Apesar dos pesares e pesadelos, aceitei ir tomar uns chopes. Não pelo Drup, é que o bar era muito bom, tem dois oitis que sobreiam a calçada inteira e era um dia muito calorento. Foi logo me apresentando um tal de Luís Cláudo. Ele já tinha falado sobre o camarada, aliás, era Deus no céu e esse tal Luís Cláudio na terra. Achava que se tratava de uma portentosa figura de fino trato. Era outro Drup, só que de pança saliente e mais velho. Dizem que ele está até bem agora, pois arrumou uma namoradinha "alternativa" e está dando um trato no visual e até virou freguês do boticário. Falava o tempo todo em "cumemuiê". E que uma fulana de tal teria ficado com sicrano e que beltrana tinha dado mole para ele. Até que apareceu um sujeito, saído de um fusquinha setenta e sete, sentou-se só, ajeitou um rádio de pilha cuidadosamente sobre a mesinha do bar, tinha dificuldade para sintonizar na Difusora, até que conseguiu, deitando o rádio, ouvir o jogo do CTE. Deu para ver que o aparelho era de muito antigamente. E para mudar a conversa comentei: - com esse rádio ele deve ter ouvido os gols do Kinkas, naquela fase áurea do Colá. Então o Luís Cláudio se empolgou. - Pôxa, você se lembra daquele jogo em que o Colatina empatava em um a um e precisava ganhar o jogo para faturar o turno? O lateral - continuou ele - bateu uma falta da linha de fundo. Um "tirambaço" e a bola bateu na cabeça do Kinkas e varou a rede. - Lembro, sim - respondi . O garotinho narrava aos berros: "É do Colá, é do Colá, é do Colatina, galera. Foi ele, Kinkas, o homem do bigode." - Pôxa, retrucou ele, mas você é muito novo para se lembrar. - Pois me lembro muito bem e tenho certeza que aquela cabeçada foi sem querer. - É mesmo, também acho, até que enfim alguém que pensa como eu. E todo mundo o tomou como herói. Fez o gol e desmaiou, saiu na maca, para mim não passa de um "cagão", falou o Luís Cláudio.

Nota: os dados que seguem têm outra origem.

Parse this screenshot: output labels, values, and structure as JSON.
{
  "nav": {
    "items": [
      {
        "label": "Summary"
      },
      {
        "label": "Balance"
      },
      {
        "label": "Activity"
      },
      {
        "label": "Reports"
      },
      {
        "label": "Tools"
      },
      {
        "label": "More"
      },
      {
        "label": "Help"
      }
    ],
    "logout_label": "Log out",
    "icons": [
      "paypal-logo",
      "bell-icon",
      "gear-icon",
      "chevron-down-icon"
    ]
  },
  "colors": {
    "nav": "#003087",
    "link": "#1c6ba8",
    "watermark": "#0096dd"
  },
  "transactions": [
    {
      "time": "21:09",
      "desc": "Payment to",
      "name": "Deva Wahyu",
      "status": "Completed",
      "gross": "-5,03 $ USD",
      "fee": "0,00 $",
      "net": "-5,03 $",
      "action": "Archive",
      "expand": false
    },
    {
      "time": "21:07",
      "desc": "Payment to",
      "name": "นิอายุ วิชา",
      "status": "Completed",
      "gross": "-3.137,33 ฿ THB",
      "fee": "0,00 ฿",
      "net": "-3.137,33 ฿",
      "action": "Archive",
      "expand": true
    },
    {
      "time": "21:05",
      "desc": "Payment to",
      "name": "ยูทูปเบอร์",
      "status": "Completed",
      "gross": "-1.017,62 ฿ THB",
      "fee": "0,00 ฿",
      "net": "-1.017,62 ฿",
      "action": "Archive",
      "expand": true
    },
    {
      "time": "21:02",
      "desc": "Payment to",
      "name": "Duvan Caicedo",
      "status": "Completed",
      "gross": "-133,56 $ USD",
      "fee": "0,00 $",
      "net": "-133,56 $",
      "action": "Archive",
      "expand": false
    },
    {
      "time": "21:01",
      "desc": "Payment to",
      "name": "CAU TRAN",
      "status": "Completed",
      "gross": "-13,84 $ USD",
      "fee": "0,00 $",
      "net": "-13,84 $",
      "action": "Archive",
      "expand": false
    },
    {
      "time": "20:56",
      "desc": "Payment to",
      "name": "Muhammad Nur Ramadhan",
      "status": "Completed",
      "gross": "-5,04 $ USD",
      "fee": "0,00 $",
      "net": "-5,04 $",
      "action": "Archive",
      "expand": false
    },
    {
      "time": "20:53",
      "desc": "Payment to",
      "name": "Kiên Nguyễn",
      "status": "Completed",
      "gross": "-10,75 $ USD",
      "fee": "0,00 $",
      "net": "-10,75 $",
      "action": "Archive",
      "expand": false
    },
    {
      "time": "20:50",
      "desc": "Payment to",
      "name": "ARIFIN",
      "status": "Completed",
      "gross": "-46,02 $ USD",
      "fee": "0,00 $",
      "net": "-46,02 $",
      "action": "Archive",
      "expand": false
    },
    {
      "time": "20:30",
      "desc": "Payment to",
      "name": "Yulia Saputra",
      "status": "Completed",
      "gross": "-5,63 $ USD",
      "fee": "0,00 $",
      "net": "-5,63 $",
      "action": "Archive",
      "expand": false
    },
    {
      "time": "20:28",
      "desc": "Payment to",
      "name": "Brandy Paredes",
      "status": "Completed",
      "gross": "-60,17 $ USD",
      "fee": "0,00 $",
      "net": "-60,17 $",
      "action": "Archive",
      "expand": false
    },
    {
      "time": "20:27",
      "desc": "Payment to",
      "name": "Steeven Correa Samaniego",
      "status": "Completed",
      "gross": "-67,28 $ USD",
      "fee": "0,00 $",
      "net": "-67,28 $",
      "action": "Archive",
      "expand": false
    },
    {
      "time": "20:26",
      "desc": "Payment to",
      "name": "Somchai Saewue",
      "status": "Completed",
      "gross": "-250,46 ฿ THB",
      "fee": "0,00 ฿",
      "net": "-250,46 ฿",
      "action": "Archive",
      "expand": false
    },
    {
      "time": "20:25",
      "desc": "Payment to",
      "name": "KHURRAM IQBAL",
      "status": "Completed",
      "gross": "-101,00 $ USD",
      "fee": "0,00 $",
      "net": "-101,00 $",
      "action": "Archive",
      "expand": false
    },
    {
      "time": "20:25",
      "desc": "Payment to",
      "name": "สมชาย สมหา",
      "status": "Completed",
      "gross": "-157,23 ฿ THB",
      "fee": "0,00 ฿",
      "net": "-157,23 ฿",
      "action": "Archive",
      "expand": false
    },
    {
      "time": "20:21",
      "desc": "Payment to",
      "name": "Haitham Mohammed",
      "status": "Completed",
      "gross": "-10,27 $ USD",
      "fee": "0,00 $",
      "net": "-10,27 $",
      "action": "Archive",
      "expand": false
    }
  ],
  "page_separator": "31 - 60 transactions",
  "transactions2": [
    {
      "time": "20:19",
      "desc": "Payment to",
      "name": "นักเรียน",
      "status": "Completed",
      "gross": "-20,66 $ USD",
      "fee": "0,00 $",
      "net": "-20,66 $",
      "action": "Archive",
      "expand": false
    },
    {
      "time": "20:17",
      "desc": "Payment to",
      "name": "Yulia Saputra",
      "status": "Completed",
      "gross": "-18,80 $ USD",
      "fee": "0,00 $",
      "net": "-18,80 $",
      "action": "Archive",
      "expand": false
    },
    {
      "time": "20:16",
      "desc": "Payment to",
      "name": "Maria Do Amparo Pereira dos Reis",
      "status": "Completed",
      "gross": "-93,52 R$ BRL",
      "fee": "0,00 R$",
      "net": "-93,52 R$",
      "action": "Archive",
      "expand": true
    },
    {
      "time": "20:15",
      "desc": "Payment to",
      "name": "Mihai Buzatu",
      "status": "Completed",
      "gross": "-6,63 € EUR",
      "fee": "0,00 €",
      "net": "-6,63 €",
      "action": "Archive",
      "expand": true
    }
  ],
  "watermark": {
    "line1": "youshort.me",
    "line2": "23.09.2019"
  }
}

Pois não é que fiquei encafifado com aquela conversa. Quando passei em frente ao Detran, vi de longe um bigodão. Era o Kinkas, o homem do bigode. Trabalha fazendo inspeção veicular, para o licenciamento dos veículos. Não me contive, parei o carro e perguntei: - Kinkas, quando você fez aquele gol de cabeça, naquela virada sobre o Rio Branco, foi sem querer, não foi? O Bigode, tranqüilão, conversa mansa respondeu: - Sem querer se eu não estivesse em campo. Mas como estava lá, foi por querer. Como você pode dizer que foi sem querer? Você não tem idade para se lembrar. Aposto que foi o Luís Cláudio que te falou isso. Desde aquele jogo com o Rio Branco que aquele peste não me deixa em paz!

Posso até ter desagradado o nosso herói do futebol, mas estou me sentido bem mais novo e ao mesmo tempo preocupado por ter-me tornardo amigo do Luís Cláudio. Um Drup só já é demais!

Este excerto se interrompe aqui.